For correspondence HMRC was more accessible. I could email with a real person that had a name, which was a relief compared to Eurostat. I started by asking a few basic questions, however, as the conversation progressed I sensed my contact was aware the numbers didn’t add up. Presumably I wasn’t the only one ringing the bell.
Meanwhile: one day I was looking at UK gold trade from February 2011 that showed 505 tonnes of gross export (reported by HMRC):
The next day it showed 421 Kg:
In these screen shots you can see I was filtering commodities by HS code 71081310 and 71081380, because in 2013 most UK exports to Switzerland (London Good Delivery bars from GLD and other LBMA vaults) were declared under 71081310. The official description of 71081310 is: “Bars, rods, wire and sections, plates, sheets and strips of a thickness, excl. any backing, of > 0,15 mm, of gold, incl. gold plated with platinum”. The next screen shot is UK gold trade with Switzerland in May 2013 reported by HMRC:
Through all this confusion I was concerned if anyone ever could get the correct numbers on historic UK gold trade. A week ago I decided to write HMRC an email in which I layed out all inconsistencies I had found. They replied:
Please see the following link which explains the change in tonnage which was made earlier this year.
A large proportion of trade under CN8 71081310 on the Comext Database had a country level suppression applied to it for the period 2005 to 2011. This suppressed trade would not have appeared under a country breakdown but would be part of the EU or Non-EU total. This suppression has been removed on data published on UKtradeinfo.com; and Eurostat are in the process of applying these changes to Comext. HMRC has also just undertaken a historic revisions process to amend historical inaccuracies of significance to published trade data. Some of these amendments related to an over statement of the net mass of Gold (the Comext database is again currently being updated to reflect this). See link
The UK has worked with Eurostat colleagues over the last few years back to try and ensure that UK gold data is of a high quality. This was undertaken at considerable effort and resource. The UK has one of the major gold bullion exchanges (London Bullion exchange) in the world, and has considerably more gold trade than other EU Member States, and it takes a considerable resource to check and assure this volume of trade. As you can appreciate, having more than a total of 100m trade declarations in the UK per year to quality assure and check is a mammoth undertaking, especially with over 9,500 different commodities. However, through advanced IT systems and risk profiling, we are able to maximise the resources available to deliver a high quality trade in goods product. On occasion however, and this is true for all Member States, it is inevitable there may be inaccuracies in the data when held to detailed scrutiny.

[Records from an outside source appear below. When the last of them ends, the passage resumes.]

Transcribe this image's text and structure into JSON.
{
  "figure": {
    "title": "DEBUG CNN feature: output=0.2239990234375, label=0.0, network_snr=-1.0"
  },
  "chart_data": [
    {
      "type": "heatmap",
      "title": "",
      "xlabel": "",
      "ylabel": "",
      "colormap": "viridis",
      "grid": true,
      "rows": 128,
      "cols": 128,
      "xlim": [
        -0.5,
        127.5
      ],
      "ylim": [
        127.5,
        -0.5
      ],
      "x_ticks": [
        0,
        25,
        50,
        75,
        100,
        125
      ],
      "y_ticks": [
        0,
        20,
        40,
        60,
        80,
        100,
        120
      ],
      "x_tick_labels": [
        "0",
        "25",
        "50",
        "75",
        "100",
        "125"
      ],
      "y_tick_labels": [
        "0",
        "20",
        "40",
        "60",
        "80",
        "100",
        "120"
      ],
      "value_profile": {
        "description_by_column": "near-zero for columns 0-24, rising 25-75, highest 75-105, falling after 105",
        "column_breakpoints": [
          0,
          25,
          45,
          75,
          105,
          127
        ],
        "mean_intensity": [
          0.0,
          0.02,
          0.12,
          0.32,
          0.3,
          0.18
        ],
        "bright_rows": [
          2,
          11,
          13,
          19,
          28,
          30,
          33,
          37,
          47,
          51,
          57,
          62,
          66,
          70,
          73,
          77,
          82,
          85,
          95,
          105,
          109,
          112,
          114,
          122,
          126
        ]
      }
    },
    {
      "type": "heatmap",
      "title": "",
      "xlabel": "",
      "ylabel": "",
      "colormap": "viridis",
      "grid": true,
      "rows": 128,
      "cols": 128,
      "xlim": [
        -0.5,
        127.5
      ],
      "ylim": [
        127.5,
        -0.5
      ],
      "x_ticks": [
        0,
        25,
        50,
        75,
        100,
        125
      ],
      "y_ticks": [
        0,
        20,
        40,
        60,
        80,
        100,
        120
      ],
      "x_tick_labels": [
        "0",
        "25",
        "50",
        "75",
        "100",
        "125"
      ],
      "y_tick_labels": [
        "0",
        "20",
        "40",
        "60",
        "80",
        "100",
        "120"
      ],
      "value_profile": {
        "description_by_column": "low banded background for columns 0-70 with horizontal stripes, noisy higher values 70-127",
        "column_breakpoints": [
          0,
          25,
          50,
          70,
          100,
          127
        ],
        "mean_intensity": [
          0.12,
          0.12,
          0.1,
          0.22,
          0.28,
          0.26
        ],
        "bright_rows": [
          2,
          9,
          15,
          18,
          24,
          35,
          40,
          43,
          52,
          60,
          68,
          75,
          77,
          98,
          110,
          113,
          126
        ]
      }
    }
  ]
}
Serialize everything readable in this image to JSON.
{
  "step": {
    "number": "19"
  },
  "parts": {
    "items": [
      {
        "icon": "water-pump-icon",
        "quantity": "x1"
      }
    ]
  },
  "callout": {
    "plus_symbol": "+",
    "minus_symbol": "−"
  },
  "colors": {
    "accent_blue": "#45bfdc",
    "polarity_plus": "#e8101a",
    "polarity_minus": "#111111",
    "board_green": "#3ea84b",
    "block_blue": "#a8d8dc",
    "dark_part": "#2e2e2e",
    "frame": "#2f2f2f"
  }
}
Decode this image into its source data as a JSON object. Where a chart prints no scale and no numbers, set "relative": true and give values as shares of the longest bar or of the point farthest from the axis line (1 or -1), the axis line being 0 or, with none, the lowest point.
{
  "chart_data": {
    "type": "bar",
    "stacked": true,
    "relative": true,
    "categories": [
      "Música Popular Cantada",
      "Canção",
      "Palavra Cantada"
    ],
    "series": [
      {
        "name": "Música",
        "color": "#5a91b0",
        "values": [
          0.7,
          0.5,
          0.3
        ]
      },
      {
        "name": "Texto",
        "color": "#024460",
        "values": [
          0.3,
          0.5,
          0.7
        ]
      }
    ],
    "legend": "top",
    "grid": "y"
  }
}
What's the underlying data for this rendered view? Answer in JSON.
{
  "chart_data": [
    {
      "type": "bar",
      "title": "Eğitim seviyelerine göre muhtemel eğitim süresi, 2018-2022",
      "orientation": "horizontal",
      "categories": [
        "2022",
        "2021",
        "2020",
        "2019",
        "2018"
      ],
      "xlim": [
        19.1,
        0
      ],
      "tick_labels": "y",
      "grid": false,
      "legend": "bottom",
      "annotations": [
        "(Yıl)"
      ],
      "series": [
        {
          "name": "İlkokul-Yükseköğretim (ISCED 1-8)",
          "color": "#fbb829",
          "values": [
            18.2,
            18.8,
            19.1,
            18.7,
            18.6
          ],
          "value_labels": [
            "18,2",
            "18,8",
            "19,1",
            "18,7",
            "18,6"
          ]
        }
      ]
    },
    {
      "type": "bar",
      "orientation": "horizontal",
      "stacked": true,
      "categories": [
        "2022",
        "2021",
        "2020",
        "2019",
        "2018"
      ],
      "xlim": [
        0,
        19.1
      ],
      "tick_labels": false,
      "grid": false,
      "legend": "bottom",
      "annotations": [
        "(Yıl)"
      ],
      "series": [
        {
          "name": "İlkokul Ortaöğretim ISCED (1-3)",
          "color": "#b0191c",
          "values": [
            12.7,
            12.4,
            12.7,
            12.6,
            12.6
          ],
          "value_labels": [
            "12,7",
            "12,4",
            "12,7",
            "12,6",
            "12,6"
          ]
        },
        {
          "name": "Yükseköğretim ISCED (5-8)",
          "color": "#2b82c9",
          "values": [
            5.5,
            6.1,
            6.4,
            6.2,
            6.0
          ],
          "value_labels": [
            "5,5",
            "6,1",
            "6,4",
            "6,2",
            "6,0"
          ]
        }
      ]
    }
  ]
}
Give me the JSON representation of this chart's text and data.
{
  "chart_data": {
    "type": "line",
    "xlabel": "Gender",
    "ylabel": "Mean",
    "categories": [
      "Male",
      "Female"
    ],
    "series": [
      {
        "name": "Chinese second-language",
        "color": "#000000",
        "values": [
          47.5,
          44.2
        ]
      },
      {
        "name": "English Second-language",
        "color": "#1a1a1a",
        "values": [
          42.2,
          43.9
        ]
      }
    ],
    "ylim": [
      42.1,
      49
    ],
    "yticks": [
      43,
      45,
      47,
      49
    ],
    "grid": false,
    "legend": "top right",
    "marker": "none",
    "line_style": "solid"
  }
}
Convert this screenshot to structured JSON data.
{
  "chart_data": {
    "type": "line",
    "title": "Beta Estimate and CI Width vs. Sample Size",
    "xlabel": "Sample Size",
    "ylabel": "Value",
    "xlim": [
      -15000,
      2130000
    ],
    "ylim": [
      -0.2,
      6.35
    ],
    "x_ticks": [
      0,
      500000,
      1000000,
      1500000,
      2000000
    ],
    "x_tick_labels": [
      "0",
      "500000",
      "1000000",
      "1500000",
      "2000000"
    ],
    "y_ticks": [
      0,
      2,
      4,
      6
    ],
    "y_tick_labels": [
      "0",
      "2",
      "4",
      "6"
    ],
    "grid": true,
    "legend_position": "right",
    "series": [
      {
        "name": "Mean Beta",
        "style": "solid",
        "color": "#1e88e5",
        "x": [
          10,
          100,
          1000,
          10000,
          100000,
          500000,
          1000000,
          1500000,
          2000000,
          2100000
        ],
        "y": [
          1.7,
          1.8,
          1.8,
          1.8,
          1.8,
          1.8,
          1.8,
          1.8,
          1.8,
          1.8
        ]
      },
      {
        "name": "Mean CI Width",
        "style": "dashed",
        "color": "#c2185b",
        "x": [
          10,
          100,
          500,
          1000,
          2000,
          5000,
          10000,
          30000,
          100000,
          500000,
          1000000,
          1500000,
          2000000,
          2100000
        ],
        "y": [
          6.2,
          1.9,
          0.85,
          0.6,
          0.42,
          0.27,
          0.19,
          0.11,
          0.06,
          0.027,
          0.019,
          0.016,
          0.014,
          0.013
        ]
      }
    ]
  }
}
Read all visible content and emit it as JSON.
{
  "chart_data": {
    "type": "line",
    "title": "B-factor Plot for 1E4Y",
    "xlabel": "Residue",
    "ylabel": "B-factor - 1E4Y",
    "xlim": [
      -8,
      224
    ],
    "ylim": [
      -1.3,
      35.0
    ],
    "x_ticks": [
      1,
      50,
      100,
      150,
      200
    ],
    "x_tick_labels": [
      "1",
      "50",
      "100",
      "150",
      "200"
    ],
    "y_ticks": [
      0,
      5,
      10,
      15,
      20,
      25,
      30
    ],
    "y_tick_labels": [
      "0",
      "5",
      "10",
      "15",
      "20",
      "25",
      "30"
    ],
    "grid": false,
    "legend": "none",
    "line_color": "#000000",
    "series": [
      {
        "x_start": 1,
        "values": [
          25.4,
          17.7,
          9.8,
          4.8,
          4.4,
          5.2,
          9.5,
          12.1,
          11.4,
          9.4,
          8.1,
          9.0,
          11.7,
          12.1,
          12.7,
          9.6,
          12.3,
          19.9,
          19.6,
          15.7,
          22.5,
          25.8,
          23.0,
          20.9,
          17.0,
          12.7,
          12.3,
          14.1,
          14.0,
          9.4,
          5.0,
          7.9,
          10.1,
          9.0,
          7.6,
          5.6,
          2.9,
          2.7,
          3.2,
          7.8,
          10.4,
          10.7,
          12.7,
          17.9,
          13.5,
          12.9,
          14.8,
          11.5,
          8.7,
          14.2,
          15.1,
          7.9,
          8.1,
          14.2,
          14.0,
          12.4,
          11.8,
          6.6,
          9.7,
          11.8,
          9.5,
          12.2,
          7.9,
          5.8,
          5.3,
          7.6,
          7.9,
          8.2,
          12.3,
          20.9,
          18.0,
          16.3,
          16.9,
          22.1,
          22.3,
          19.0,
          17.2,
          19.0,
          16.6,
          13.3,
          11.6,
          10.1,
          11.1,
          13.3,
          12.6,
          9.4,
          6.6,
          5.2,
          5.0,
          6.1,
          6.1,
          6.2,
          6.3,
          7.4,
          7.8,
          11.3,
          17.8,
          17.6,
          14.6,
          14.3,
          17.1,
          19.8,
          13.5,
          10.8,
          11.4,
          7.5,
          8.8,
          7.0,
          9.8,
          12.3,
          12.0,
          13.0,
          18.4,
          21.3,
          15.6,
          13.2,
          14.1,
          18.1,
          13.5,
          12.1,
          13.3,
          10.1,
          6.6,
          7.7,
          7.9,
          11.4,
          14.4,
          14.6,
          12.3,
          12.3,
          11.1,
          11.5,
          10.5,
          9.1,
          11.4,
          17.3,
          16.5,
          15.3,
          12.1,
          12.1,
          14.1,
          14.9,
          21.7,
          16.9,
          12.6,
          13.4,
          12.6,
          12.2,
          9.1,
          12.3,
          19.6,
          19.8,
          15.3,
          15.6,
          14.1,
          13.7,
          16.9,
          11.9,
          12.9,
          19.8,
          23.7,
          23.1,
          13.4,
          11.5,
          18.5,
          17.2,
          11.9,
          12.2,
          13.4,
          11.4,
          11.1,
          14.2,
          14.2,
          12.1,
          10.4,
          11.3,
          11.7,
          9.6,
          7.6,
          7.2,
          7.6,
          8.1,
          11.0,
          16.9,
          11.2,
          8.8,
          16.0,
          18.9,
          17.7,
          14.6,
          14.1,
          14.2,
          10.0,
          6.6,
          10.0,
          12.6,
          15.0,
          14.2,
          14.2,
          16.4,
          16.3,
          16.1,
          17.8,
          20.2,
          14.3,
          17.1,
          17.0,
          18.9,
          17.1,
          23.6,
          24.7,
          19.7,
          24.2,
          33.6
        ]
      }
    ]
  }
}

That explains all. If you click the top link you’ll see that primarily gold tonnage, but also the value of other commodities had been previously disclosed incorrect by HMRC and Eurostat. Last time I checked at Eurostat I noticed they haven’t completely adjusted their numbers. In the next screenshot we can see Eurostat deleted all UK gold trade from August and September 2008 – for the time being.
If Eurostat has altered all the incorrect numbers as well and the dust has settled, I will resume analyzing historic UK gold trade data. Perhaps then we can make a fair estimate about how much gold there is left in the London vaults.